Discussion and conclusion
Our results show that many PLWHA in rural KwaZulu-Natal are unlikely to have access to ART. We highly recommend that studies collect data on the distance that PLWHA are able (or willing) to travel for treatment. This will commence the facilitation of discussion and decisions on ART allocation, and would help focus goals towards enabling PLWHA to access ART. A mobile clinic that travels between remote communities to take healthcare workers and resources to locations of demand in Nigeria is an initiative that other regions could implement. If new HCFs were to be constructed to increase ART access and other basic health care needs, optimization techniques could be used to determine the most appropriate location . Following initial consultation and drug disbursement, frequent monitoring must also be sustained long-term. Given the limited experience with large-scale ART programs in rural resource-constrained countries, learning from newly implemented programs is essential in informing the direction and priorities that will ensure long-term sustainability, quality, and success.

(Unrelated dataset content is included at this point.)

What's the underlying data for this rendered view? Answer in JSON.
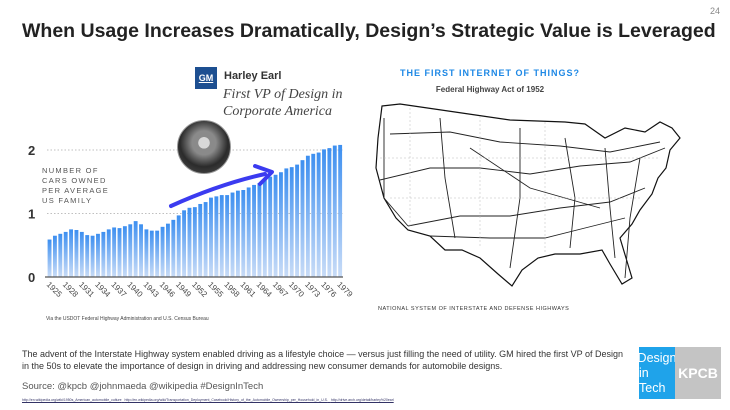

Although there is no single solution regarding how best to introduce ART into resource-constrained settings, obviously more drugs, healthcare personnel and HCFs are needed in these countries [1, 3], particularly in rural areas. Innovative programs are urgently needed to remove the substantial barriers for PLWHA in rural regions (such as long travel distances, shortage of trained health professionals, lack of transportation and community stigma toward PLWHA). Addressing the critical need for adequate care for PLWHA in rural areas requires immediate investment in rural areas in basic infrastructure, particularly human resources and rural primary health facilities. Our results have shown that there is a great length to go before we will be able to reach many PLWHA in rural areas in Africa, and specifically in KwaZulu-Natal.
The authors acknowledge the financial support of the National Institutes of Health National Institute of Allergy and Infectious Diseases (RO1 AI041935) and the Australian Research Council (DP0771620).